Given limited number of useful methods to analyze household transmission data of influenza, House and colleagues went one important step forward. Specifically, they provided a framework that connects the final state of a stochastic epidemic model with a statistical estimation approach so that one can infer the risk of transmission within households using the data stratified by household size, while accounting for differential levels of case ascertainment. Case ascertainment is particularly important when not all suspected cases are laboratory tested for influenza or other respiratory viruses. In the House
et al. study [
6], the risk of household transmission, denoted by
T, is theoretically regarded as a less biased measure of household transmissibility than the observed 'crude' secondary attack risk (that is, the proportion of household secondary cases among the total of susceptible household members). This is because the final size model using
T addresses multiple chains of transmission in households and the dependence of the risk of infection between households [
7]. Using the parameter
T, one may be able to assess the transmissibility in households without serious bias, such as, for example, those arising from household structure (for example, size and membership), community risk, and tertiary transmission or additional chains of transmission in households.

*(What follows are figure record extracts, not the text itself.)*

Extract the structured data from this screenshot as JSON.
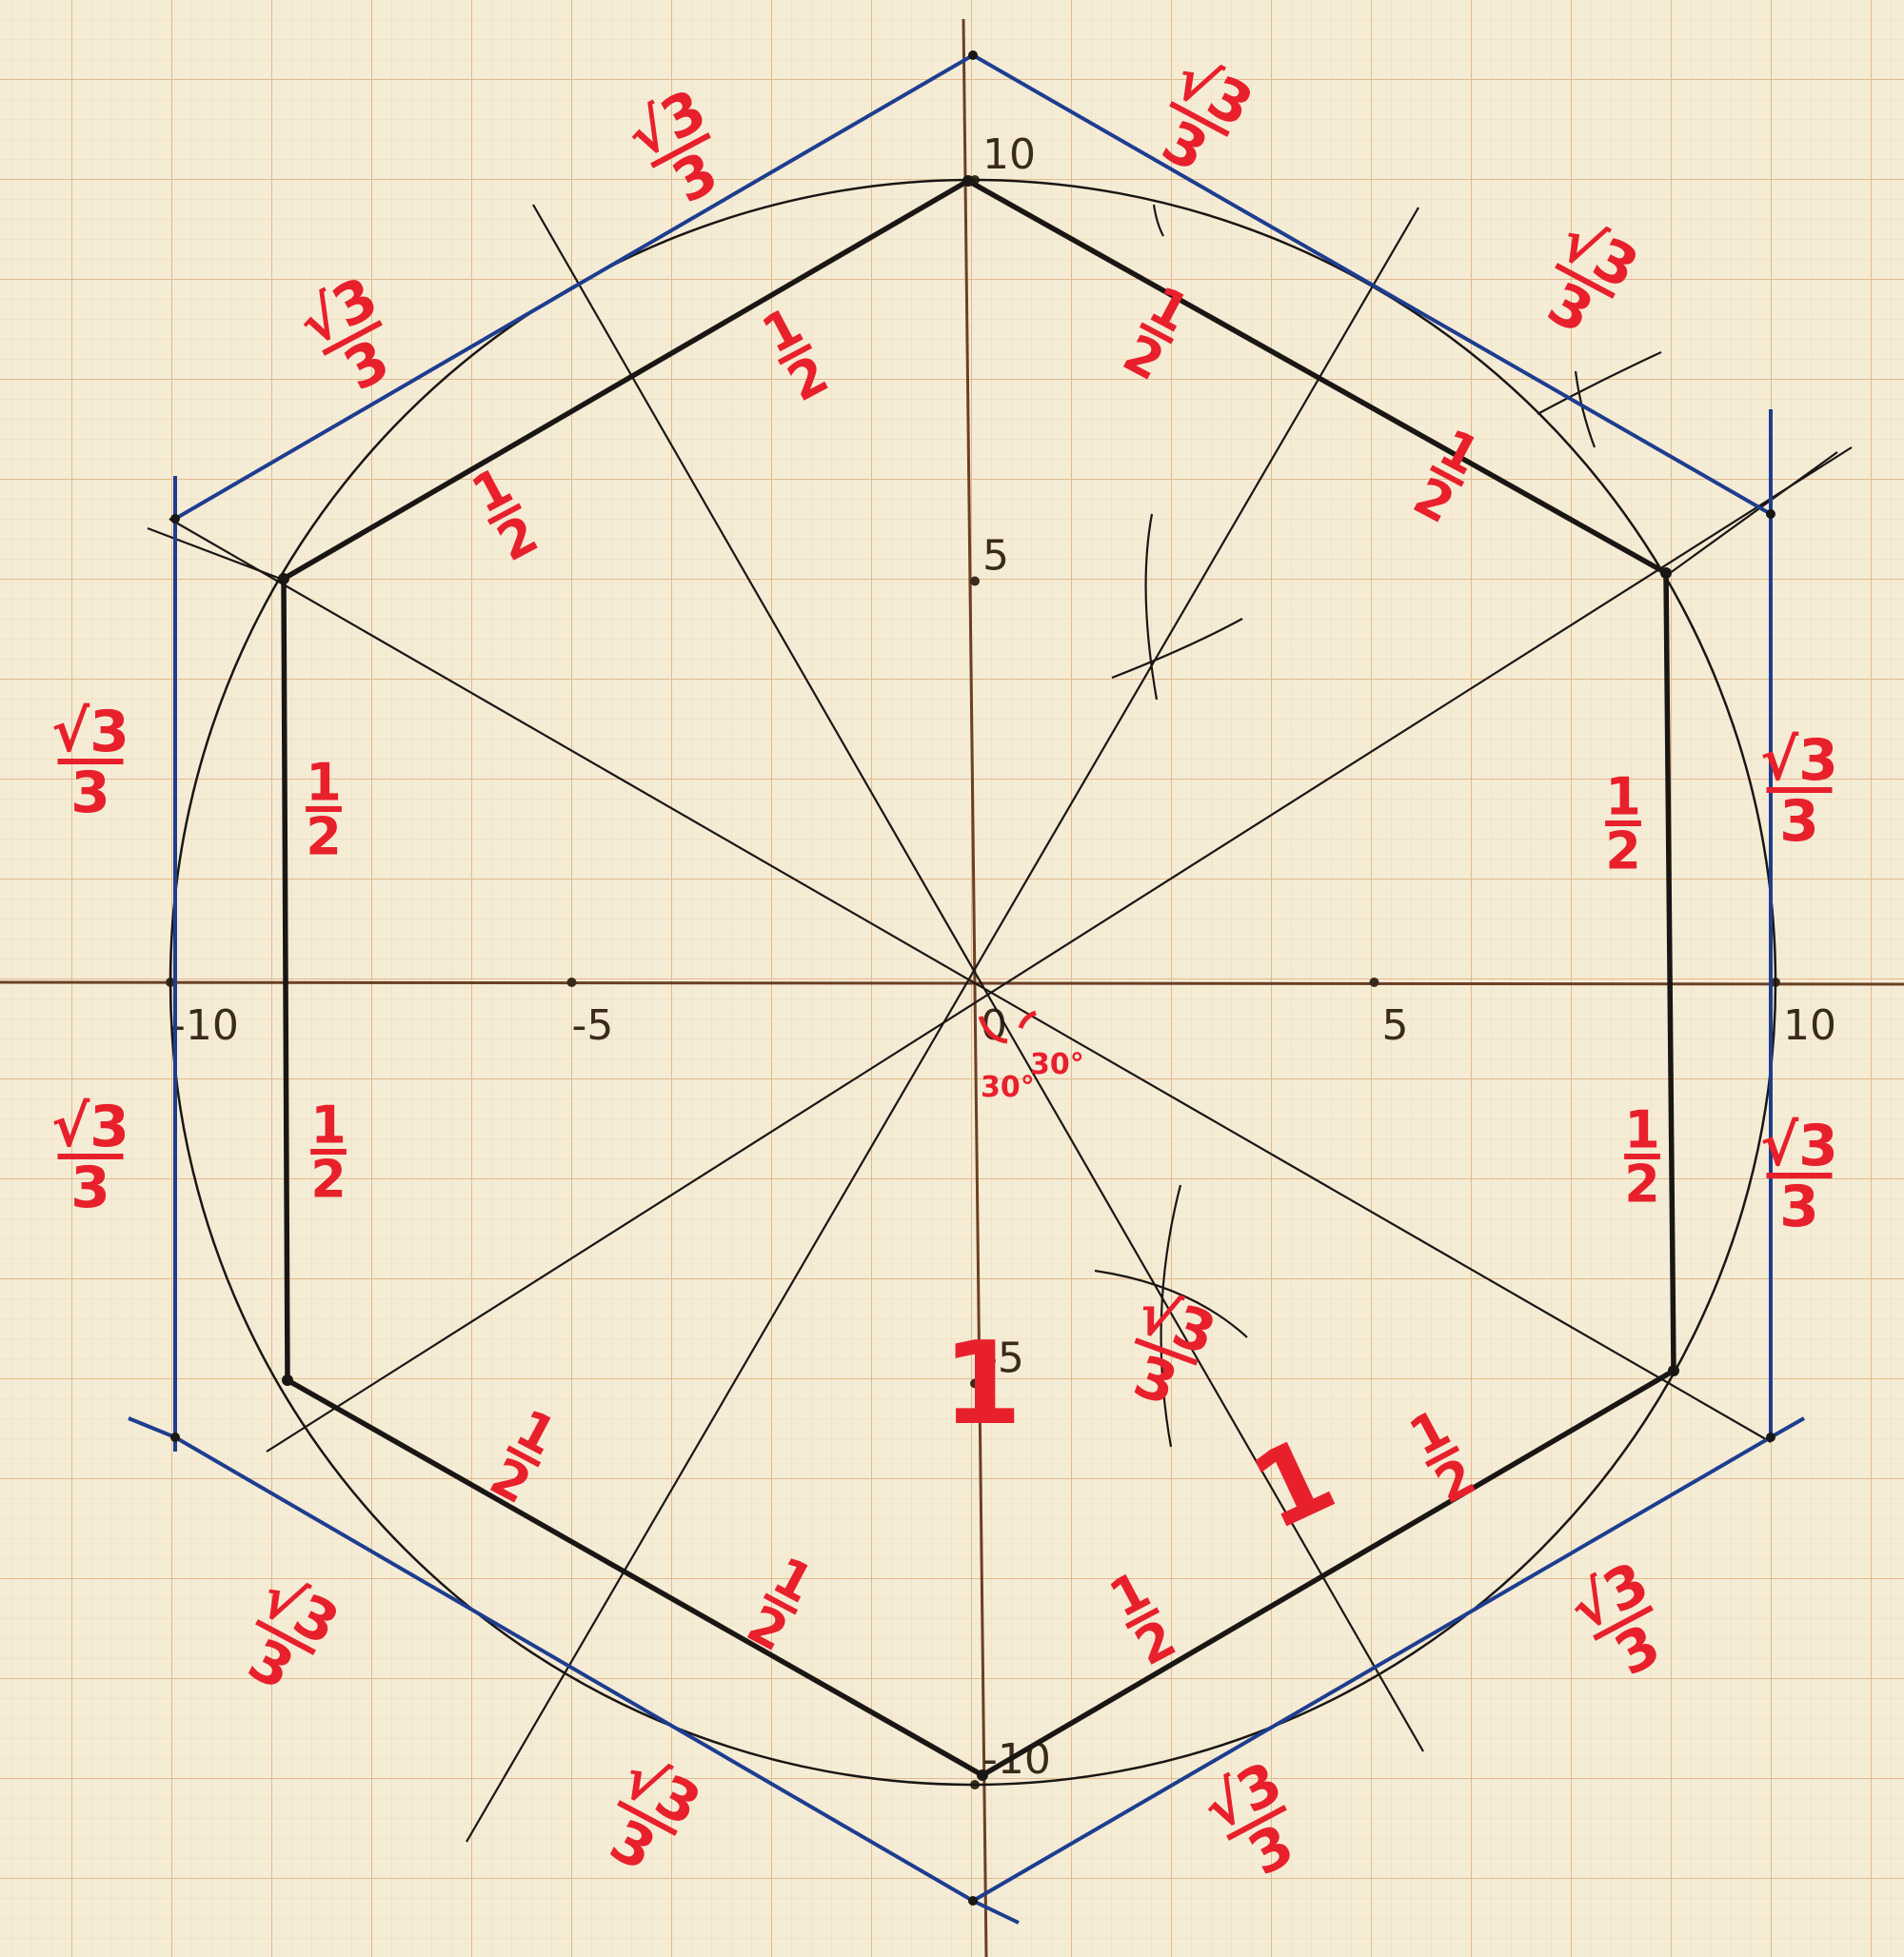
{
  "axes": {
    "x_ticks": [
      {
        "label": "-10",
        "value": -10
      },
      {
        "label": "-5",
        "value": -5
      },
      {
        "label": "0",
        "value": 0
      },
      {
        "label": "5",
        "value": 5
      },
      {
        "label": "10",
        "value": 10
      }
    ],
    "y_ticks": [
      {
        "label": "10",
        "value": 10
      },
      {
        "label": "5",
        "value": 5
      },
      {
        "label": "-5",
        "value": -5
      },
      {
        "label": "-10",
        "value": -10
      }
    ]
  },
  "labels": {
    "half_num": "1",
    "half_den": "2",
    "sqrt_top": "√3",
    "sqrt_den": "3",
    "radius_one": "1",
    "angle_left": "30°",
    "angle_right": "30°"
  },
  "colors": {
    "paper": "#f5ecd6",
    "major_grid": "#e3b98a",
    "minor_grid": "#efd6b6",
    "ink": "#1a1614",
    "annotation_red": "#e8202c",
    "outer_hexagon_blue": "#1d3d8f"
  }
}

To illustrate their estimation framework, House
et al. [
6] used an epidemiological dataset comprising 424 index cases from 424 separate households and their 1612 household contacts in Birmingham, one of the first cities in the UK to be affected by the 2009 pandemic. An overall secondary attack risk of infection was calculated at 39.7% (95% CI 34.9 to 44.0). They also showed that transmission risk at the household level based on laboratory confirmed A/H1N1 cases would be underestimated. A negative correlation between the transmission probability and household size was also identified. The authors also conducted a review of household transmission studies of 2009 A/H1N1 influenza, identifying large variation in estimates of
T and secondary attack risks, which could be attributed to differences in household size distribution, underlying demographic characteristics (such as age structure), case ascertainment, and the effects of changes in population behaviors and specific public health interventions [
5].
To the best of our knowledge, the study by House
et al. [
6] is the first to use statistical methods to integrate the final size equation, derived by Ball [
7], with empirical household transmission data stratified by household size. Compared to classical models such as those based on chain binomial model or those separating household transmission risk from community risk of infection [
4], the series of studies by Ball and his colleagues clearly addressed the dependence of the risk of infection between households, showing that the so-called community risk of infection is explained by the household size distribution in a community and distribution of infected individuals in those households. In their statistical estimation approach, House and colleagues jointly estimated the transmission probability and the diagnostic performance parameters of differential case definitions to better integrate all the epidemiological data available. Achieving such joint estimation will eventually permit us to precisely estimate the efficacy of antiviral treatments and vaccination without suffering from ascertainment bias.